Analysant avec finesse l’étonnante permanence de certains de ces traits ancestraux, sans pour autant négliger l’impact des multiples ruptures historiques précédant l’arrivée des conquérants arabes et de l’islam, Gilbert Meynier offre ici les clés nécessaires pour comprendre les racines de l’Algérie d’aujourd’hui.
Une lecture indispensable pour dépasser, en France comme en Algérie, les simplifications et les stéréotypes fabriqués aussi bien par la colonisation que par l’histoire officielle de l’Algérie indépendante. Le lecteur découvrira que les luttes de pouvoir romaines apparaissent étroitement liées au sort de la Numidie indépendante que, après la destruction de Carthage en 146 av.

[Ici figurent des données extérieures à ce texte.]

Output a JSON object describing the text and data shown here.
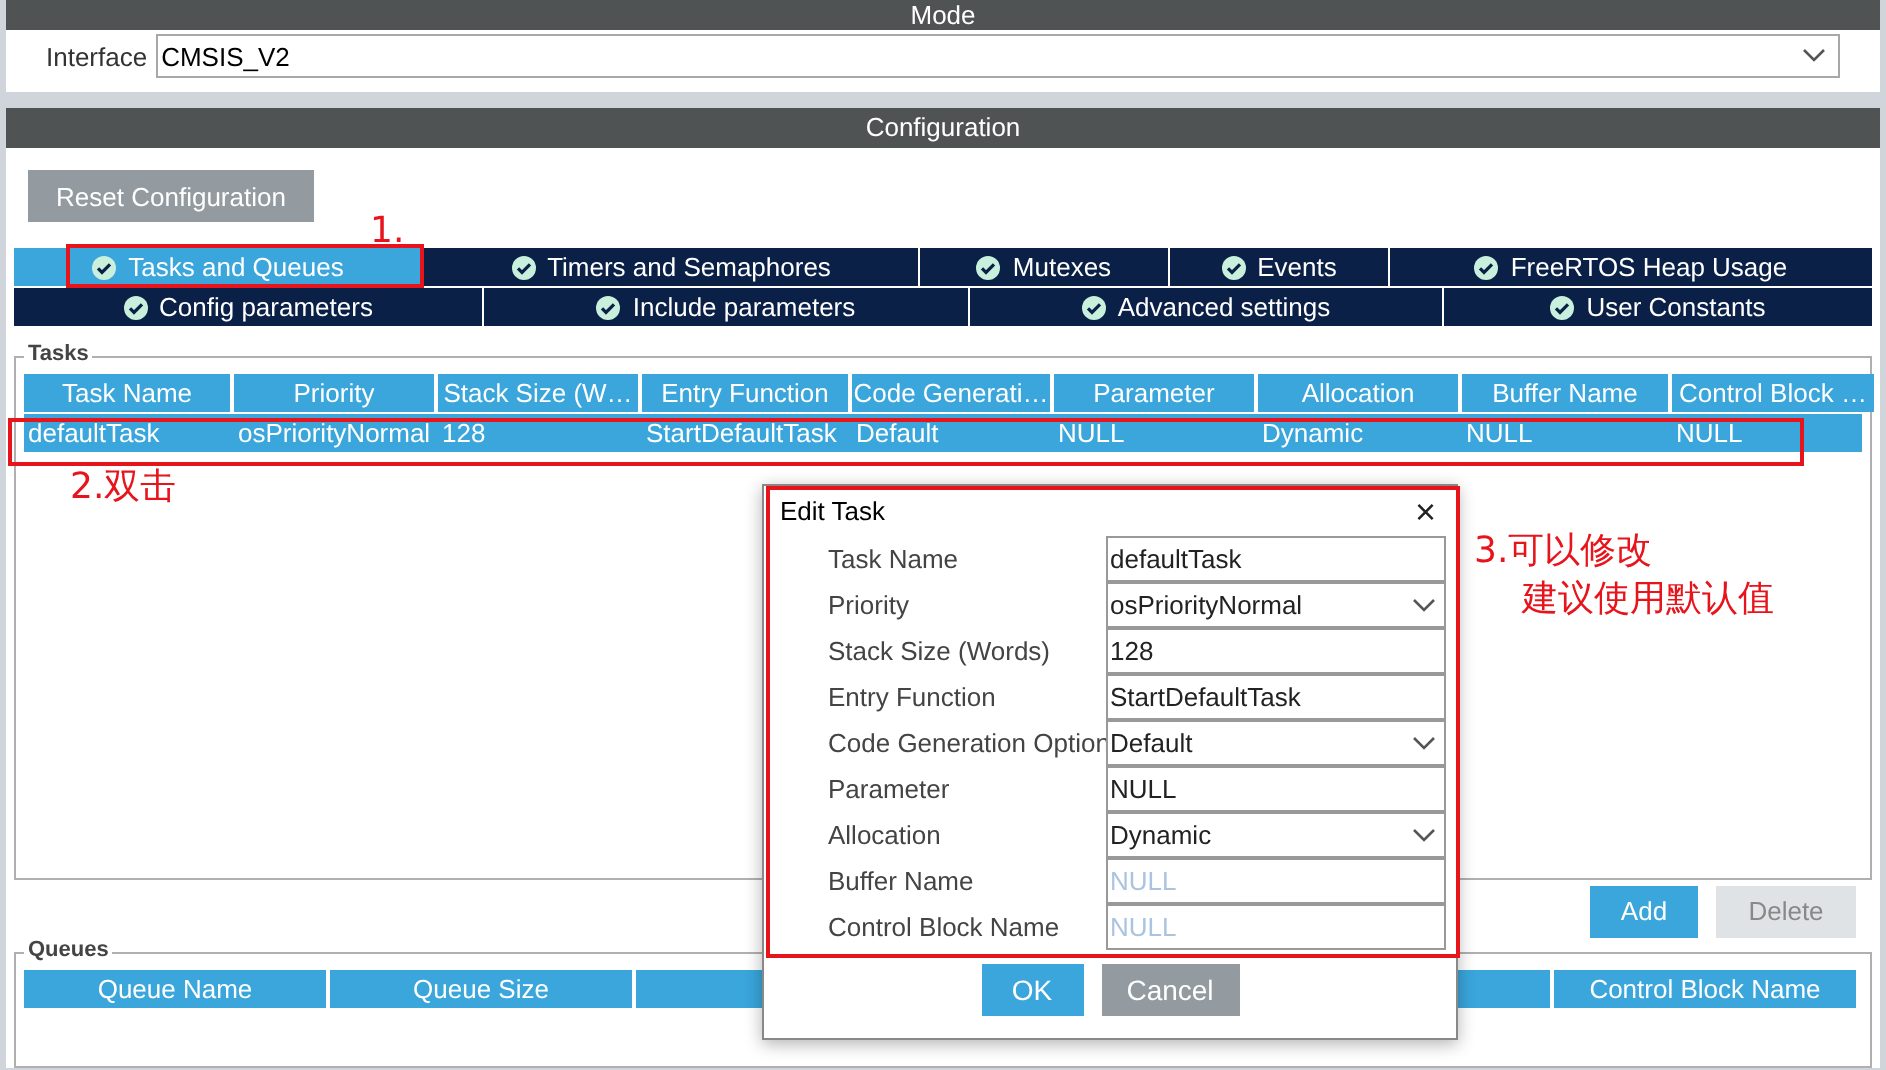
{
  "mode_header": {
    "title": "Mode"
  },
  "interface": {
    "label": "Interface",
    "value": "CMSIS_V2"
  },
  "configuration": {
    "title": "Configuration",
    "reset_button": "Reset Configuration"
  },
  "tabs": [
    [
      {
        "label": "Tasks and Queues",
        "selected": true
      },
      {
        "label": "Timers and Semaphores",
        "selected": false
      },
      {
        "label": "Mutexes",
        "selected": false
      },
      {
        "label": "Events",
        "selected": false
      },
      {
        "label": "FreeRTOS Heap Usage",
        "selected": false
      }
    ],
    [
      {
        "label": "Config parameters",
        "selected": false
      },
      {
        "label": "Include parameters",
        "selected": false
      },
      {
        "label": "Advanced settings",
        "selected": false
      },
      {
        "label": "User Constants",
        "selected": false
      }
    ]
  ],
  "tasks": {
    "title": "Tasks",
    "columns": [
      "Task Name",
      "Priority",
      "Stack Size (W…",
      "Entry Function",
      "Code Generati…",
      "Parameter",
      "Allocation",
      "Buffer Name",
      "Control Block …"
    ],
    "rows": [
      {
        "cells": [
          "defaultTask",
          "osPriorityNormal",
          "128",
          "StartDefaultTask",
          "Default",
          "NULL",
          "Dynamic",
          "NULL",
          "NULL"
        ],
        "selected": true
      }
    ],
    "buttons": [
      {
        "label": "Add",
        "disabled": false
      },
      {
        "label": "Delete",
        "disabled": true
      }
    ]
  },
  "queues": {
    "title": "Queues",
    "columns": [
      "Queue Name",
      "Queue Size",
      "Control Block Name"
    ]
  },
  "dialog": {
    "title": "Edit Task",
    "close": "×",
    "fields": [
      {
        "label": "Task Name",
        "value": "defaultTask",
        "kind": "input",
        "disabled": false
      },
      {
        "label": "Priority",
        "value": "osPriorityNormal",
        "kind": "select",
        "disabled": false
      },
      {
        "label": "Stack Size (Words)",
        "value": "128",
        "kind": "input",
        "disabled": false
      },
      {
        "label": "Entry Function",
        "value": "StartDefaultTask",
        "kind": "input",
        "disabled": false
      },
      {
        "label": "Code Generation Option",
        "value": "Default",
        "kind": "select",
        "disabled": false
      },
      {
        "label": "Parameter",
        "value": "NULL",
        "kind": "input",
        "disabled": false
      },
      {
        "label": "Allocation",
        "value": "Dynamic",
        "kind": "select",
        "disabled": false
      },
      {
        "label": "Buffer Name",
        "value": "NULL",
        "kind": "input",
        "disabled": true
      },
      {
        "label": "Control Block Name",
        "value": "NULL",
        "kind": "input",
        "disabled": true
      }
    ],
    "buttons": [
      {
        "label": "OK",
        "kind": "primary"
      },
      {
        "label": "Cancel",
        "kind": "secondary"
      }
    ]
  },
  "annotations": [
    {
      "lines": [
        "1."
      ]
    },
    {
      "lines": [
        "2.双击"
      ]
    },
    {
      "lines": [
        "3.可以修改",
        "建议使用默认值"
      ]
    }
  ]
}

J.-C., Rome finit pas vassaliser, avant de l’annexer purement et simplement. «Cela n’empêcha pas le plus célèbre des princes maures vassaux de Rome, Juba II, d’incarner, depuis Caesarea (Cherchell), capitale de son royaume de Maurétanie, un apogée raffiné de l’art, de l’architecture et des sciences.
Deux ans après la mort de son successeur Ptolémée, son royaume fut finalement annexé par l’empereur Claude.» Dans la deuxième partie de son ouvrage, il aborda les Romano-Africains, à l’époque classique de la domination romaine, du Ier au IVe siècles après J.-C.
Cette «colonisation», dit l’auteur, n’eut pas grand-chose à voir avec la colonisation entreprise dix-huit siècles plus tard sous l’égide conjointe du national français et de l’avancée du capitalisme. Gilbert Meyner étudia «l’administration romaine et l’encadrement militaire du dispositif défensif du territoire conquis par Rome, ainsi que les normes d’une société, que «certains ont donnée pour romaine, mais que d’autres ont prétendu rétive à la romanisation, sans omettre les modalités de l’aménagement de l’espace, dont la rationalité organisatrice et comptable n’exclut pas une forte injustice dans la répartition de la richesse porteuse d’explosions sociales».
L’auteur décrit la civilisation romano-africaine dont il a dit qu’«elle fut, au premier chef, une civilisation centrée sur un épanouissement sans précédent des villes : les cités, avec leur connotation sacrée, avec les sépultures qu’elles abritaient pieusement, étaient aussi le lieu d’une vie sociale – marchés, théâtres, jeux de cirque, sens du décor … Dans un tel contexte seront abordées les manifestations de l’art, de la littérature et de la culture, tant dans les espaces privés que publics».
Dans la troisième partie, il fait en quelque sorte le bilan de l’Antiquité tardive et, notamment, des modalités de passage du christianisme à l’islam (IVe-VIIIe siècles). Ile tente de mettre la lumière sur les origines et les raisons de l’expansion du christianisme nord-africain, dont les prémices remontent au IIe siècle, mais dont l’épanouissement fut plus tardif.
Non sans indiquer que les manifestations du christianisme furent marquées par des spécificités – «l’hérésie donatiste» notamment, en laquelle certains ont voulu voir la manifestation d’un particularisme africain quand d’autres ont souligné sa signification au regard des violentes luttes internes qui ébranlèrent la société africaine.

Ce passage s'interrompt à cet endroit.